Originally posted by: Rubycon
How do the clients like BOINC check for errata in overclocked systems? For example suppose a user signs up with an overclocked system that was stable, etc. But summer heat comes, dog hair, other stuff plugs up the heatsink, etc. System starts producing errors. What kind of checking happens to prevent error-laden completed work units from getting submitted back to the mothership? Does the client check like P95?
I'm curious about this as it looks like a lot of overclockers are also participants in distributed computing.
I think the real answer is... that they really don't know if the results are correct or not.
The only reliable way that I can see is to establish a quorom - that is, to send the work units out to multiple independent people, and then check that the returned results all agree.
But I doubt that these projects implement such a thing.

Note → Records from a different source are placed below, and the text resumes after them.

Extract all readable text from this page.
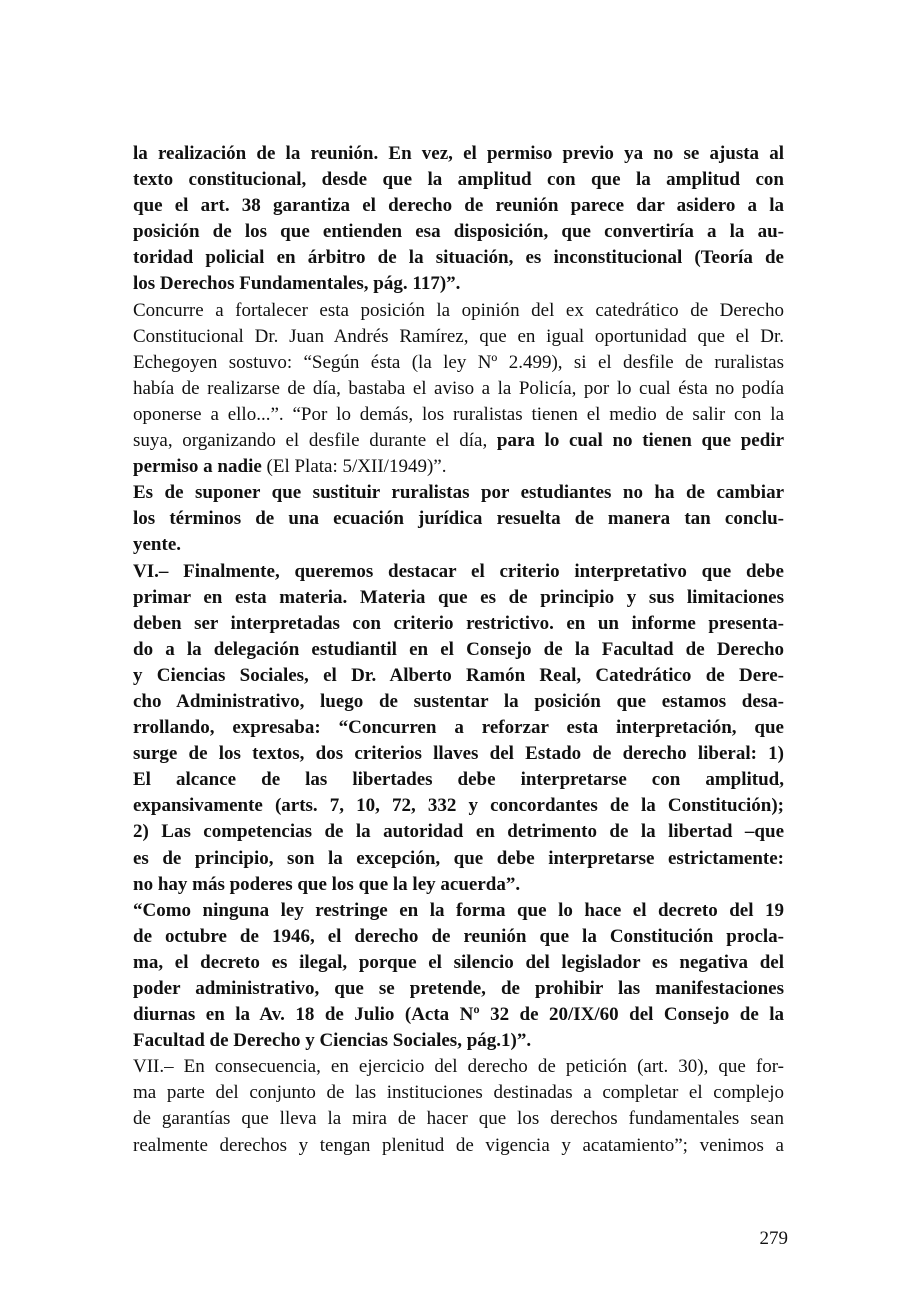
la realización de la reunión. En vez, el permiso previo ya no se ajusta al
texto constitucional, desde que la amplitud con que la amplitud con
que el art. 38 garantiza el derecho de reunión parece dar asidero a la
posición de los que entienden esa disposición, que convertiría a la au-
toridad policial en árbitro de la situación, es inconstitucional (Teoría de
los Derechos Fundamentales, pág. 117)”.
Concurre a fortalecer esta posición la opinión del ex catedrático de Derecho
Constitucional Dr. Juan Andrés Ramírez, que en igual oportunidad que el Dr.
Echegoyen sostuvo: “Según ésta (la ley Nº 2.499), si el desfile de ruralistas
había de realizarse de día, bastaba el aviso a la Policía, por lo cual ésta no podía
oponerse a ello...”. “Por lo demás, los ruralistas tienen el medio de salir con la
suya, organizando el desfile durante el día, para lo cual no tienen que pedir
permiso a nadie (El Plata: 5/XII/1949)”.
Es de suponer que sustituir ruralistas por estudiantes no ha de cambiar
los términos de una ecuación jurídica resuelta de manera tan conclu-
yente.
VI.– Finalmente, queremos destacar el criterio interpretativo que debe
primar en esta materia. Materia que es de principio y sus limitaciones
deben ser interpretadas con criterio restrictivo. en un informe presenta-
do a la delegación estudiantil en el Consejo de la Facultad de Derecho
y Ciencias Sociales, el Dr. Alberto Ramón Real, Catedrático de Dere-
cho Administrativo, luego de sustentar la posición que estamos desa-
rrollando, expresaba: “Concurren a reforzar esta interpretación, que
surge de los textos, dos criterios llaves del Estado de derecho liberal: 1)
El alcance de las libertades debe interpretarse con amplitud,
expansivamente (arts. 7, 10, 72, 332 y concordantes de la Constitución);
2) Las competencias de la autoridad en detrimento de la libertad –que
es de principio, son la excepción, que debe interpretarse estrictamente:
no hay más poderes que los que la ley acuerda”.
“Como ninguna ley restringe en la forma que lo hace el decreto del 19
de octubre de 1946, el derecho de reunión que la Constitución procla-
ma, el decreto es ilegal, porque el silencio del legislador es negativa del
poder administrativo, que se pretende, de prohibir las manifestaciones
diurnas en la Av. 18 de Julio (Acta Nº 32 de 20/IX/60 del Consejo de la
Facultad de Derecho y Ciencias Sociales, pág.1)”.
VII.– En consecuencia, en ejercicio del derecho de petición (art. 30), que for-
ma parte del conjunto de las instituciones destinadas a completar el complejo
de garantías que lleva la mira de hacer que los derechos fundamentales sean
realmente derechos y tengan plenitud de vigencia y acatamiento”; venimos a
279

SoB was implementing some sort of double-checks, for precisely this reason, but I don't think that all of the work units sent out were double-checked. I kind of wish that they were, I'm suspicious of bad data. I might have even sent some bad data when I OCed my rig to 3.28Ghz. I thought that it was prime stable, but later on I was doing more testing and it failed Prime95, so I dropped it back down to 3.2Ghz. Now it
seems stable, but apart from testing, how can I know for certain.
It also seems that some systems that are Prime95 stable, are not F@H stable. (Prime95 stresses the FPU, F@H stresses the SSE units).
Ideally, I guess, BOINC or other distributed-computing clients would come with an integrated stress-tester, that ran tests on both the integer, FPU, and SSE units on the CPU to ensure stability. Perhaps in the future this will happen. Perhaps the client would refuse to download work units unless the stress test passed sucessfully, even.